Lets you view Apple Maps on your Mac. All the same features as the iOS version, with bookmarks and search histories synchronized between all your devices. You can send directions to iOS to use while driving, or print them, but I advise against leaving your Mac, which has no cellular connection or Siri, open to follow directions while behind the wheel.


The Mac has finally joined the book club. You’ll find all the same books and features that your phone comes with. Except that your Mac can have more than one book open at a time and has a bigger screen. Everything stays in sync between all your devices. Start reading on your phone while sitting at a park and pick up where you left off on your Mac when sitting at your desk.

New Features (or some of the many, maybe those you’d not read about elsewhere easily)

  • No more going to the Print dialog to save a PDF as in supported apps (I think almost all apps save MS Office) the File menu has a direct “Export as PDF…” option
  • The Text substitutions feature has moved to the Keyboard prefpane. Your substitutions now sync to your iOS devices.
  • Send iMessages from Notification Center
  • Sign in to LinkedIn in “Internet Accounts” (formerly “Mail, Contacts & Calendars”) preferences to: Post to LinkedIn from Notification Center; Have your connections’ info embedded and kept updated in Contacts; Include links posted by connections to show up alongside links posted by FB friends and those you follow on Twitter in the “Shared Links” tab of the new Safari sidebar
  • FB events and birthdays are now added as calendars to the Calendar application, just as in iOS
  • The App Store (OS X) can not only download all app and OS updates automatically, but also install them without bothering you. When it asks to install any updates it gives you the options of trying in two hours, trying tonight (I think that is 2 am), or reminding you tomorrow. The Updates tab in the App Store now shows the updates installed in the past 30 days. The store no longer asks for admin credentials when performing installations. Find update preferences in the App Store pane of System Preferences.
  • Enhanced Dictation severs the dependency that Dictation in Mountain Lion had on Apple’s Siri servers, but takes 700+ MB of additional storage. You can continuously dictate, what you say shows up near-instantly, and you can edit the text with dictation still running.
  • Notification Center gained the iOS-style Do Not Disturb settings, see Notifications pane in System Preferences
  • You can rearrange all Spaces
  • Finder has tabs and fullscreen support
  • Labels have morphed into a more robust Tagging system for files
  • The battery menu contains a wall of shame for apps that are using significant energy. Click an app there to see more details in the redesigned Activity Monitor.
  • The Mac uses a notification instead of dialog for low battery warnings
  • iCloud Keychain syncs app passwords as well as web passwords. This may mean that if they sync to iOS as well that iOS will learn WiFi network passwords from your Mac, but I'm not sure of this at all, it is just a guess.

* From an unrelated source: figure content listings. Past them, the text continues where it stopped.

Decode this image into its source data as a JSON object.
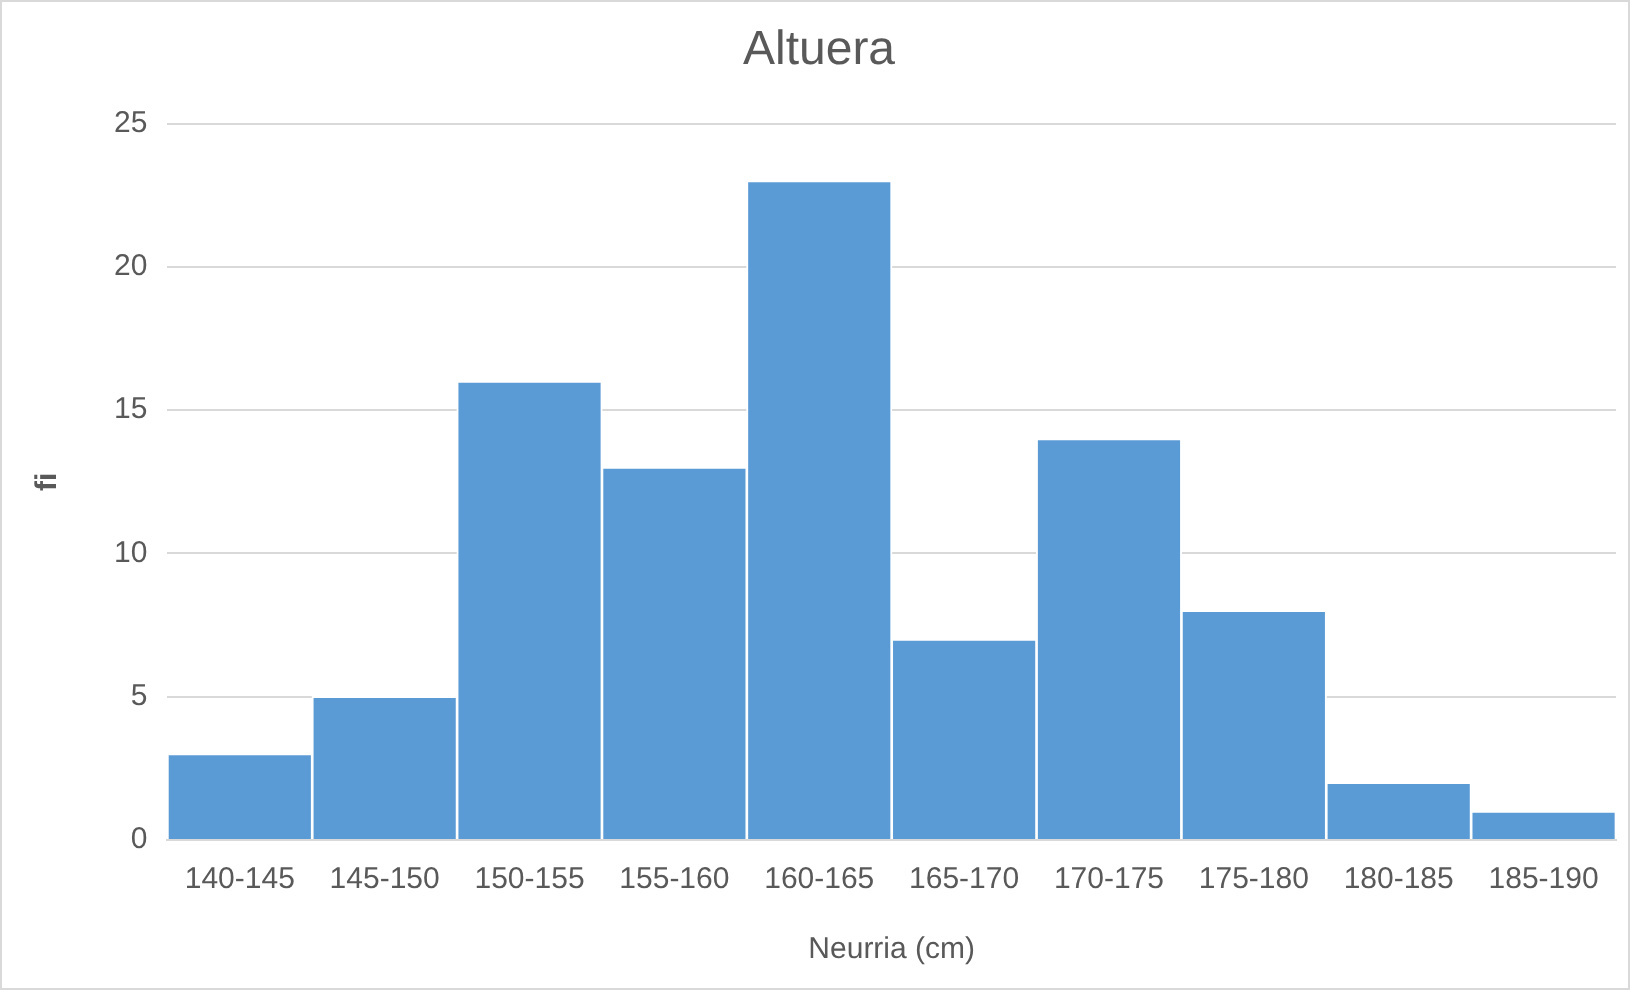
{
  "chart_data": {
    "type": "bar",
    "title": "Altuera",
    "xlabel": "Neurria (cm)",
    "ylabel": "fi",
    "categories": [
      "140-145",
      "145-150",
      "150-155",
      "155-160",
      "160-165",
      "165-170",
      "170-175",
      "175-180",
      "180-185",
      "185-190"
    ],
    "values": [
      3,
      5,
      16,
      13,
      23,
      7,
      14,
      8,
      2,
      1
    ],
    "color": "#5b9bd5",
    "ylim": [
      0,
      25
    ],
    "yticks": [
      0,
      5,
      10,
      15,
      20,
      25
    ],
    "grid": "y"
  }
}
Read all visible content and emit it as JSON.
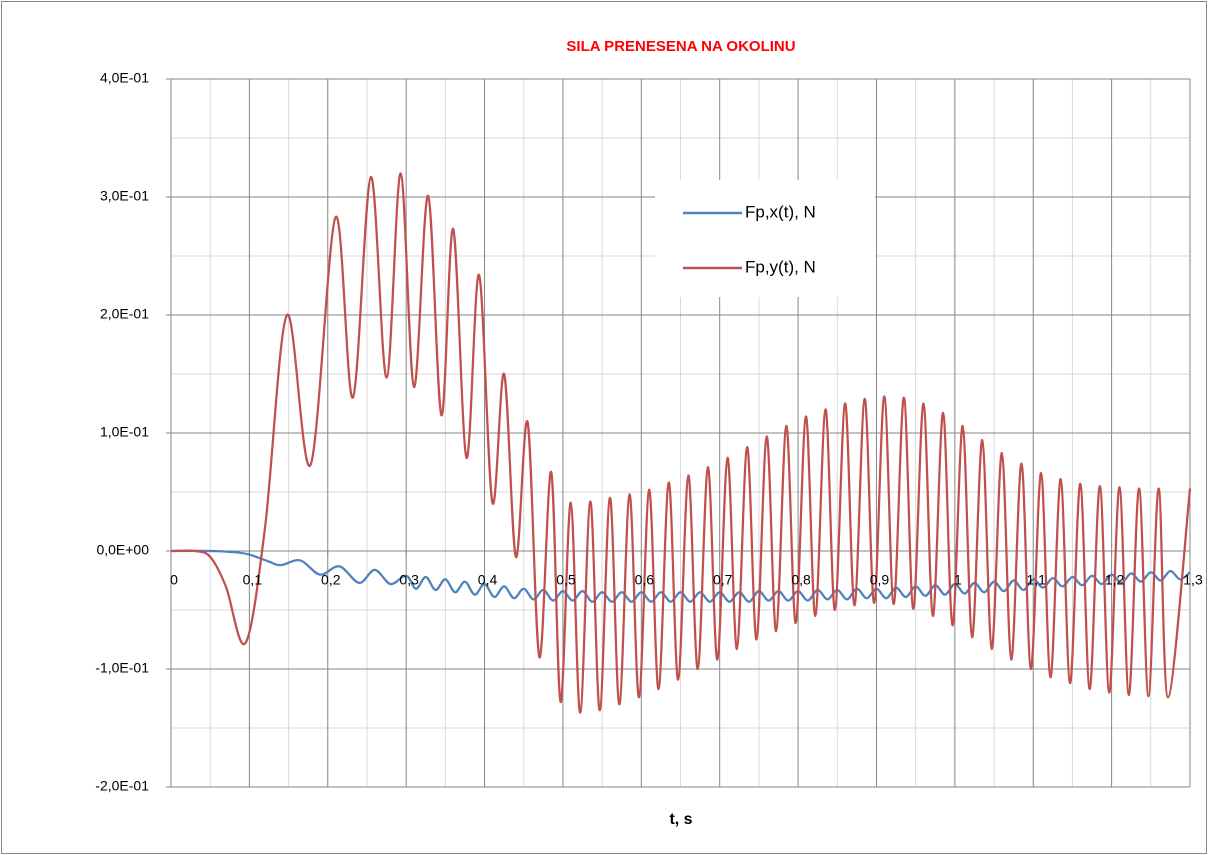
{
  "chart_data": {
    "type": "line",
    "title": "SILA PRENESENA NA OKOLINU",
    "xlabel": "t, s",
    "xlim": [
      0,
      1.3
    ],
    "ylim": [
      -0.2,
      0.4
    ],
    "xticks": [
      0,
      {
        "value": 0.1,
        "label": "0,1"
      },
      {
        "value": 0.2,
        "label": "0,2"
      },
      {
        "value": 0.3,
        "label": "0,3"
      },
      {
        "value": 0.4,
        "label": "0,4"
      },
      {
        "value": 0.5,
        "label": "0,5"
      },
      {
        "value": 0.6,
        "label": "0,6"
      },
      {
        "value": 0.7,
        "label": "0,7"
      },
      {
        "value": 0.8,
        "label": "0,8"
      },
      {
        "value": 0.9,
        "label": "0,9"
      },
      {
        "value": 1,
        "label": "1"
      },
      {
        "value": 1.1,
        "label": "1,1"
      },
      {
        "value": 1.2,
        "label": "1,2"
      },
      {
        "value": 1.3,
        "label": "1,3"
      }
    ],
    "yticks": [
      {
        "value": -0.2,
        "label": "-2,0E-01"
      },
      {
        "value": -0.1,
        "label": "-1,0E-01"
      },
      {
        "value": 0,
        "label": "0,0E+00"
      },
      {
        "value": 0.1,
        "label": "1,0E-01"
      },
      {
        "value": 0.2,
        "label": "2,0E-01"
      },
      {
        "value": 0.3,
        "label": "3,0E-01"
      },
      {
        "value": 0.4,
        "label": "4,0E-01"
      }
    ],
    "grid": true,
    "minor_grid": true,
    "legend": "upper right",
    "series": [
      {
        "name": "Fp,x(t), N",
        "color": "#4f81bd",
        "x": [
          0,
          0.05,
          0.08,
          0.1,
          0.125,
          0.14,
          0.165,
          0.19,
          0.215,
          0.24,
          0.26,
          0.28,
          0.3,
          0.3125,
          0.325,
          0.3375,
          0.35,
          0.3625,
          0.375,
          0.3875,
          0.4,
          0.4125,
          0.425,
          0.4375,
          0.45,
          0.4625,
          0.475,
          0.4875,
          0.5,
          0.5125,
          0.525,
          0.5375,
          0.55,
          0.5625,
          0.575,
          0.5875,
          0.6,
          0.6125,
          0.625,
          0.6375,
          0.65,
          0.6625,
          0.675,
          0.6875,
          0.7,
          0.7125,
          0.725,
          0.7375,
          0.75,
          0.7625,
          0.775,
          0.7875,
          0.8,
          0.8125,
          0.825,
          0.8375,
          0.85,
          0.8625,
          0.875,
          0.8875,
          0.9,
          0.9125,
          0.925,
          0.9375,
          0.95,
          0.9625,
          0.975,
          0.9875,
          1.0,
          1.0125,
          1.025,
          1.0375,
          1.05,
          1.0625,
          1.075,
          1.0875,
          1.1,
          1.1125,
          1.125,
          1.1375,
          1.15,
          1.1625,
          1.175,
          1.1875,
          1.2,
          1.2125,
          1.225,
          1.2375,
          1.25,
          1.2625,
          1.275,
          1.2875,
          1.3
        ],
        "values": [
          0,
          0,
          -0.001,
          -0.003,
          -0.009,
          -0.012,
          -0.008,
          -0.02,
          -0.013,
          -0.027,
          -0.016,
          -0.028,
          -0.021,
          -0.032,
          -0.022,
          -0.033,
          -0.024,
          -0.035,
          -0.026,
          -0.037,
          -0.028,
          -0.039,
          -0.03,
          -0.04,
          -0.032,
          -0.041,
          -0.033,
          -0.042,
          -0.034,
          -0.042,
          -0.034,
          -0.043,
          -0.035,
          -0.043,
          -0.035,
          -0.043,
          -0.035,
          -0.043,
          -0.035,
          -0.043,
          -0.035,
          -0.043,
          -0.035,
          -0.043,
          -0.035,
          -0.043,
          -0.035,
          -0.043,
          -0.034,
          -0.042,
          -0.034,
          -0.042,
          -0.034,
          -0.042,
          -0.033,
          -0.041,
          -0.033,
          -0.041,
          -0.032,
          -0.04,
          -0.032,
          -0.04,
          -0.031,
          -0.039,
          -0.03,
          -0.038,
          -0.029,
          -0.037,
          -0.028,
          -0.036,
          -0.027,
          -0.035,
          -0.026,
          -0.034,
          -0.025,
          -0.033,
          -0.024,
          -0.031,
          -0.023,
          -0.03,
          -0.022,
          -0.029,
          -0.021,
          -0.028,
          -0.02,
          -0.027,
          -0.019,
          -0.026,
          -0.018,
          -0.025,
          -0.017,
          -0.024,
          -0.018
        ]
      },
      {
        "name": "Fp,y(t), N",
        "color": "#c0504d",
        "x": [
          0,
          0.03,
          0.05,
          0.07,
          0.095,
          0.12,
          0.148,
          0.178,
          0.21,
          0.232,
          0.255,
          0.275,
          0.293,
          0.31,
          0.328,
          0.345,
          0.36,
          0.377,
          0.393,
          0.41,
          0.425,
          0.44,
          0.455,
          0.47,
          0.485,
          0.497,
          0.51,
          0.522,
          0.535,
          0.547,
          0.56,
          0.572,
          0.585,
          0.597,
          0.61,
          0.622,
          0.635,
          0.647,
          0.66,
          0.672,
          0.685,
          0.697,
          0.71,
          0.722,
          0.735,
          0.747,
          0.76,
          0.772,
          0.785,
          0.797,
          0.81,
          0.822,
          0.835,
          0.847,
          0.86,
          0.872,
          0.885,
          0.897,
          0.91,
          0.922,
          0.935,
          0.947,
          0.96,
          0.972,
          0.985,
          0.997,
          1.01,
          1.022,
          1.035,
          1.047,
          1.06,
          1.072,
          1.085,
          1.097,
          1.11,
          1.122,
          1.135,
          1.147,
          1.16,
          1.172,
          1.185,
          1.197,
          1.21,
          1.222,
          1.235,
          1.247,
          1.26,
          1.272,
          1.3
        ],
        "values": [
          0,
          0,
          -0.005,
          -0.03,
          -0.078,
          0.02,
          0.2,
          0.073,
          0.283,
          0.13,
          0.317,
          0.147,
          0.32,
          0.139,
          0.301,
          0.115,
          0.273,
          0.079,
          0.234,
          0.041,
          0.15,
          -0.005,
          0.109,
          -0.09,
          0.067,
          -0.128,
          0.041,
          -0.137,
          0.042,
          -0.135,
          0.045,
          -0.13,
          0.048,
          -0.124,
          0.052,
          -0.117,
          0.058,
          -0.109,
          0.064,
          -0.1,
          0.071,
          -0.092,
          0.079,
          -0.083,
          0.088,
          -0.075,
          0.097,
          -0.068,
          0.106,
          -0.061,
          0.114,
          -0.055,
          0.12,
          -0.05,
          0.125,
          -0.046,
          0.129,
          -0.044,
          0.131,
          -0.045,
          0.13,
          -0.049,
          0.125,
          -0.055,
          0.117,
          -0.063,
          0.106,
          -0.073,
          0.094,
          -0.083,
          0.083,
          -0.092,
          0.074,
          -0.1,
          0.066,
          -0.107,
          0.061,
          -0.112,
          0.057,
          -0.117,
          0.055,
          -0.12,
          0.054,
          -0.122,
          0.053,
          -0.123,
          0.053,
          -0.124,
          0.053
        ]
      }
    ]
  }
}
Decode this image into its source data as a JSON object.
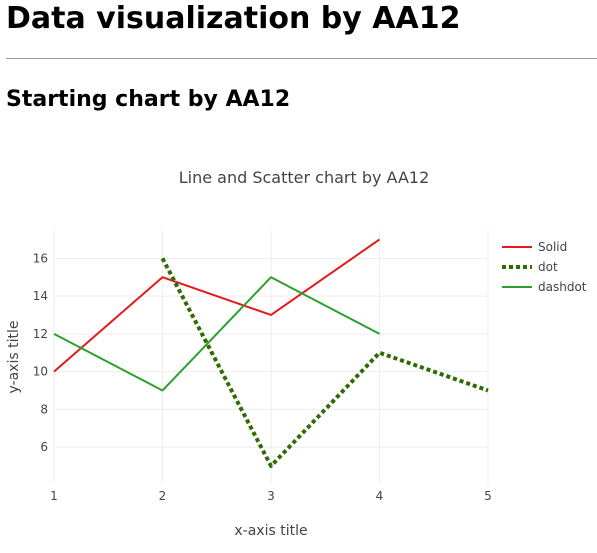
{
  "page": {
    "title": "Data visualization by AA12",
    "section_title": "Starting chart by AA12"
  },
  "chart_data": {
    "type": "line",
    "title": "Line and Scatter chart by AA12",
    "xlabel": "x-axis title",
    "ylabel": "y-axis title",
    "xlim": [
      1,
      5
    ],
    "ylim": [
      4.1,
      17.5
    ],
    "x_ticks": [
      1,
      2,
      3,
      4,
      5
    ],
    "y_ticks": [
      6,
      8,
      10,
      12,
      14,
      16
    ],
    "grid": true,
    "legend_position": "top-right",
    "series": [
      {
        "name": "Solid",
        "x": [
          1,
          2,
          3,
          4
        ],
        "y": [
          10,
          15,
          13,
          17
        ],
        "color": "#e31a1c",
        "dash": "solid"
      },
      {
        "name": "dot",
        "x": [
          2,
          3,
          4,
          5
        ],
        "y": [
          16,
          5,
          11,
          9
        ],
        "color": "#2f6b00",
        "dash": "dot"
      },
      {
        "name": "dashdot",
        "x": [
          1,
          2,
          3,
          4
        ],
        "y": [
          12,
          9,
          15,
          12
        ],
        "color": "#2ca02c",
        "dash": "solid"
      }
    ]
  }
}
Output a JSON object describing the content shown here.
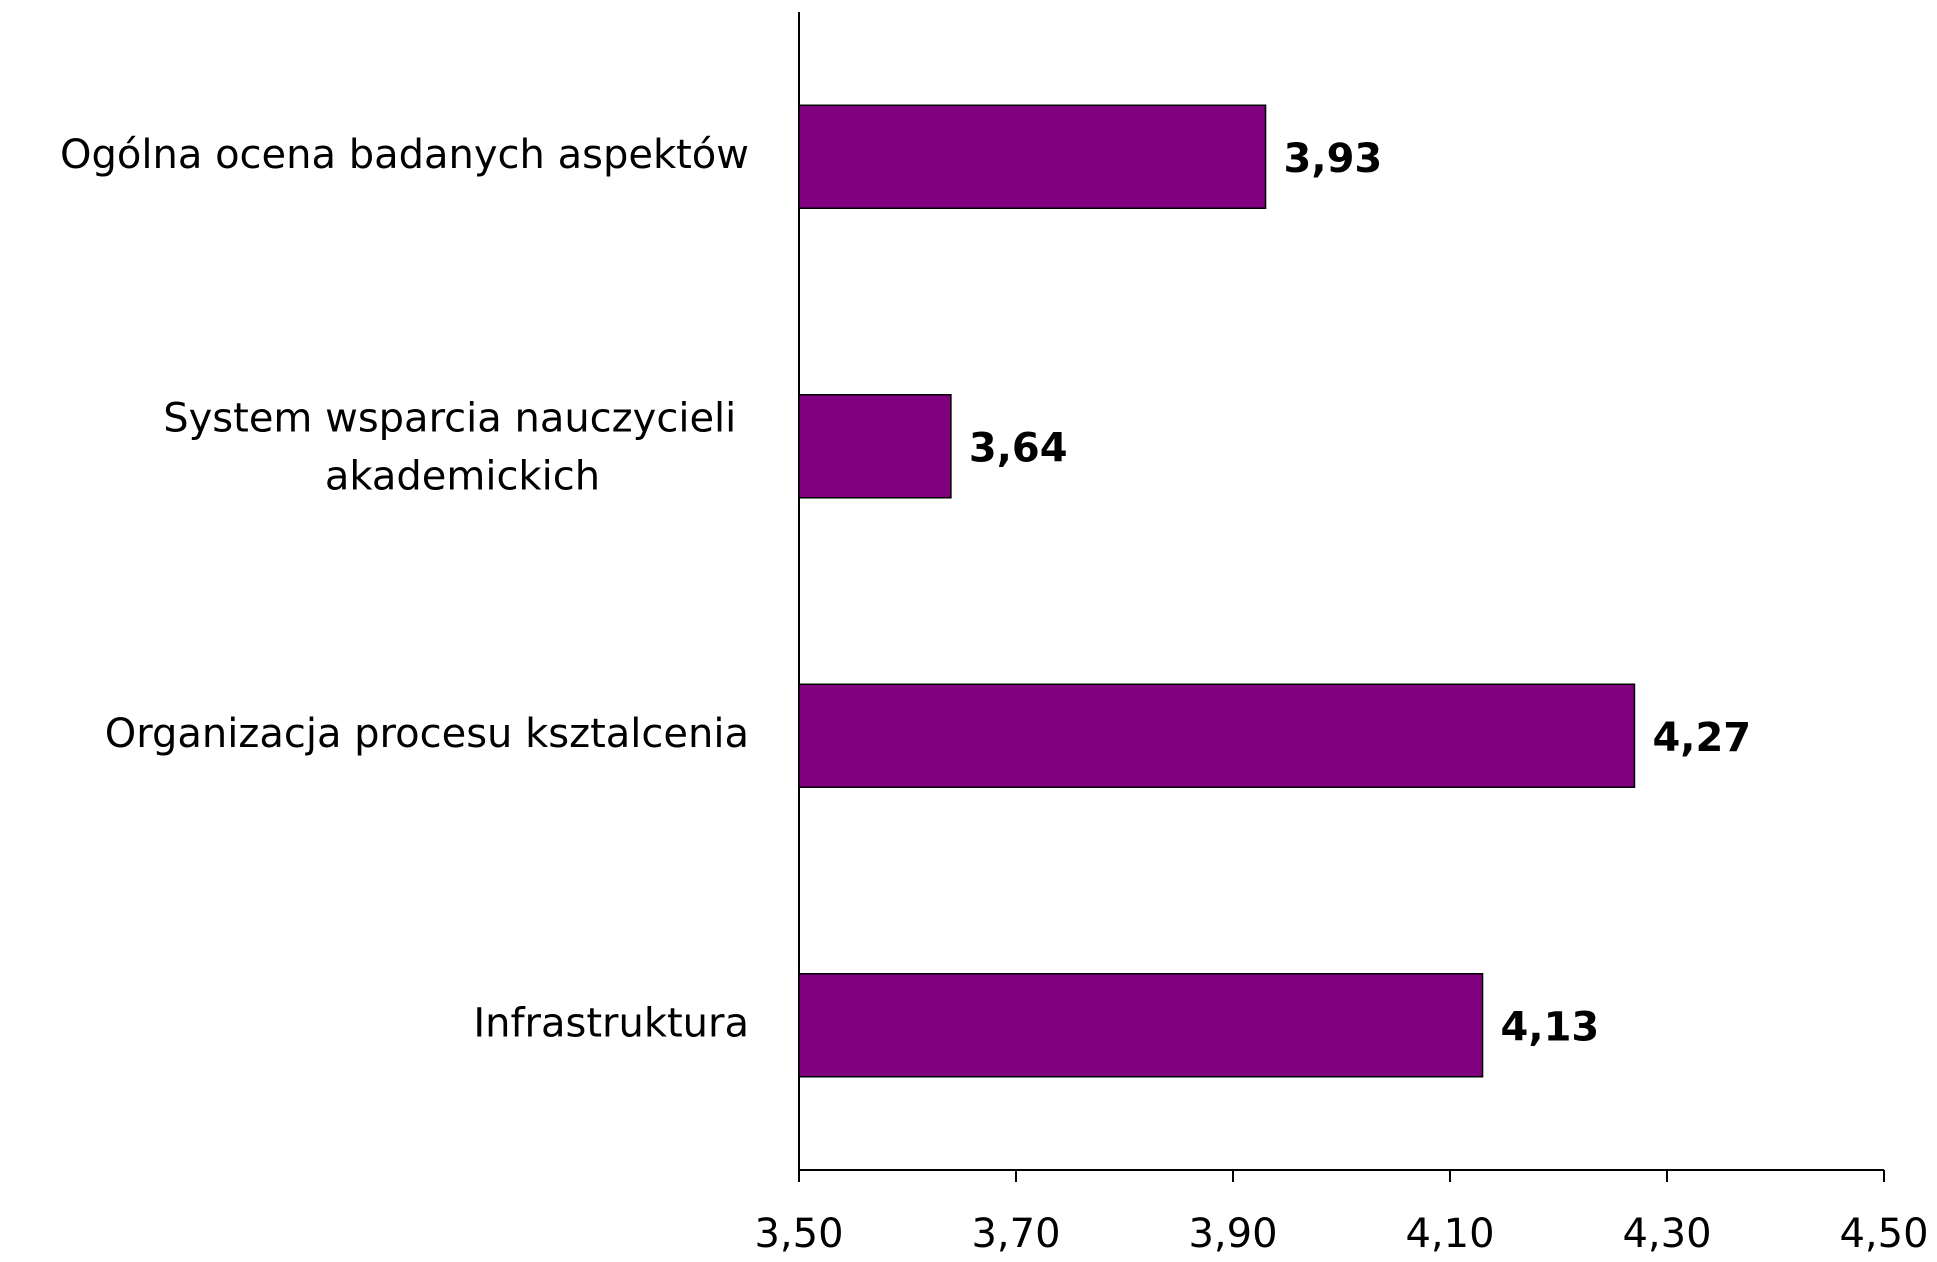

I heartily recommend that all Mac users update their Mac as soon as they make a bootable backup of it. Mavericks brings a host of internal and front-facing changes/improvements, and this document barely digs below the icing. I purposely noted mostly new features that are less clear and/or went totally unmentioned in the Mavericks pages on Apple’s website as I figured that would be most beneficial to you. Enjoy your first impressions of Mavericks.


For those inclined to read a review of OS X Mavericks I recommend John Siracusa’s mammoth blog post. It’s a 24-page in-depth read, so I’d get a warm drink and settle down on a comfy couch if I were you before diving into his review.